Sunday, October 4, 2009

What Is a Good Advertising Agreement?

If you offer advertising to web site owners, either as an advertiser or as some kind of broker or advertising representative, you have to have some kind of agreement with the site owner. Often that agreement is unspoken, or only mentioned informally in a phone call or email. Whether you have formal written contracts or just a verbal or handshake agreement, you have to have some rules about what you will or won't do, or what you expect from advertisers or site owners.

Below are a few suggestions for what you should look for from your advertising partners, or from your own organization. Even if you don't use a formal contract, you would be wise to have some ground rules written out ahead of time so that you can refer to them if someone asks or if you come across a problem with site owners or advertisers.

Please note that these are guidelines, and not a legal contract. If you need something that will stand up in court, please find the appropriate professional assistance.

Definition of Roles
Be clear about what you do and what you expect of the others involved in the agreement. For example, if you are an advertiser, say so. If you are acting as an advertising broker, don't hide that fact.

Advertising Type
The typical kinds of advertising types are plain text links or some kind of graphic or banner that has an embedded link. Most advertising is static in that they don't change over time, or they could be a type that changes over time or that is animated.

Advertising Location
Typical locations are on a particular page on a web site, in a particular post in a blog, or visible on all pages of a site or posts on a blog.

Duration of a Placement
Usually, an advertisement is in place for a fixed amount of time (month, year, etc.), or until some other specific event occurs.

Payout Rules
Typically, a site owner is either paid up front or paid after the fact. Pay may either be a flat rate, or based on performance like the number of times a link is clicked or based on sales of goods or services. Whatever the system is, make it clear to the site owner.

Change Rules
Most advertisers will expect a reasonable number of changes to the ad during its placement period. How many is reasonable is usually up to the site owner. For example, for a month-to-month placement, one or two changes per month should be expected. If a site owner insists on zero changes, it may make the site much less attractive to advertisers.

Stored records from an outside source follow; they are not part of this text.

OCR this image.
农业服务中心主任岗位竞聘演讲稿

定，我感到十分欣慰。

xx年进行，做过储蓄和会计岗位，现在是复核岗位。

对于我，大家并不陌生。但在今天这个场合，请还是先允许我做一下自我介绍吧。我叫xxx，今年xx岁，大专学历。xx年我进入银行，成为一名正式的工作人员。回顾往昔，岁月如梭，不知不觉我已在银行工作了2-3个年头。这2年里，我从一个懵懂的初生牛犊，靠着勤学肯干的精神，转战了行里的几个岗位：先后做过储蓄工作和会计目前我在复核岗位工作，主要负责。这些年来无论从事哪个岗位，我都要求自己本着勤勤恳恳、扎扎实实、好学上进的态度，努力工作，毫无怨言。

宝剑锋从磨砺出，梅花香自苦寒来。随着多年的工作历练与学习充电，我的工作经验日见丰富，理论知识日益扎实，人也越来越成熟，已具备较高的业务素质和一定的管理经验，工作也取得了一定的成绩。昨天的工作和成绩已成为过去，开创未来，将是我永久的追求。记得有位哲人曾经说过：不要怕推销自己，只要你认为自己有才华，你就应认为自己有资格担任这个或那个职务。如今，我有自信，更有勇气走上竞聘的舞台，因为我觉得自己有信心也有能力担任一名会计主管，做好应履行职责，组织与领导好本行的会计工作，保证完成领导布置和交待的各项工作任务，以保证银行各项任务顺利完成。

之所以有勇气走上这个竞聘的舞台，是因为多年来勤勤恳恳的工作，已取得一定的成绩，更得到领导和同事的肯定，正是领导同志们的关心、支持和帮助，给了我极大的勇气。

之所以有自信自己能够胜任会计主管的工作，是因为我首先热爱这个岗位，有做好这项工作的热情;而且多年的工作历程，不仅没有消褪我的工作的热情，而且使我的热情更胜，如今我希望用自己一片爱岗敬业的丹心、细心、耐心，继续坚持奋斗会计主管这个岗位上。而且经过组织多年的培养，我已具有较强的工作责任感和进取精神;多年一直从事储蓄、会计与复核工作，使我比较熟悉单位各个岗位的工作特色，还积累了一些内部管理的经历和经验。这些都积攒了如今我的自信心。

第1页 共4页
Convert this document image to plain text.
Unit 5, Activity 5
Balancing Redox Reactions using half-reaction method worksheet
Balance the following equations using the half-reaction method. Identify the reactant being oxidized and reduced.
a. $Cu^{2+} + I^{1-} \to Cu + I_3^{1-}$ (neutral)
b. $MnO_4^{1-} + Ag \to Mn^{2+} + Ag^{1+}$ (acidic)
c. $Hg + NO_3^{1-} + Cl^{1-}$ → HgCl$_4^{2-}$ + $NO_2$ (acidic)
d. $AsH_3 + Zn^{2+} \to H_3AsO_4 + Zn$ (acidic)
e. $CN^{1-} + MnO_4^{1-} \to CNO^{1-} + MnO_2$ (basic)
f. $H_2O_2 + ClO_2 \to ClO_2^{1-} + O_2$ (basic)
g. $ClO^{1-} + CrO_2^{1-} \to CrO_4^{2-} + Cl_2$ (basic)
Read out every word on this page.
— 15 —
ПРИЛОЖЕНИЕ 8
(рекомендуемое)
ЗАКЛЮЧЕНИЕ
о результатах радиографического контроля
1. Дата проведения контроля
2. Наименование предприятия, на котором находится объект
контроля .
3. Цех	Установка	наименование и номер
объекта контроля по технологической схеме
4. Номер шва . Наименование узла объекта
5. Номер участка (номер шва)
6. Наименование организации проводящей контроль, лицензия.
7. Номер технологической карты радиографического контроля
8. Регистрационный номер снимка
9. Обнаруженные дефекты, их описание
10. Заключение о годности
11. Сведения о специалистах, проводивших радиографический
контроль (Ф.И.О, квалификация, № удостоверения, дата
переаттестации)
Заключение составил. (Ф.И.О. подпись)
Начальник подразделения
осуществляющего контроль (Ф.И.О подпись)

Advertising Visibility by People and Search Engines
Site owners should not do anything to undermine the ability of the ad to be useful. The typical advertiser will insist that the ad be visible to people visiting the site or blog. Most, but not all, advertisers will insist that the link within an ad be visible to search engines. This means things like no redirects or nofollow attributes, and use of plain HTML links. Both the advertiser and the site owner should be clear on what is allowed and what is not allowed.

No Abuse of Insider Information
If you have an agreement with an advertising broker, and you find out sensitive business information such as what advertisers that broker is using or what other sites that advertiser is working with, you should not approach those other businesses unless you first clear it with that broker.

Full Disclosure to Site Owners
In the online advertising universe, site owners often have the least information about what is going on. Advertisers and brokers are usually much more savvy about how the game is played. If a site owner, wants to know what's going on, tell that owner everything you can within reason. For example, if they want to know what percentage of the advertising dollar that they get, there is no reason to hide. If they want to know if you are the advertiser or the agent of an advertiser, just say so.

Things You Won't Do
Typically, this would include the kinds of advertising your wont' deal with, or what you would do if an advertiser did something underhanded like change the page behind a link to inappropriate content.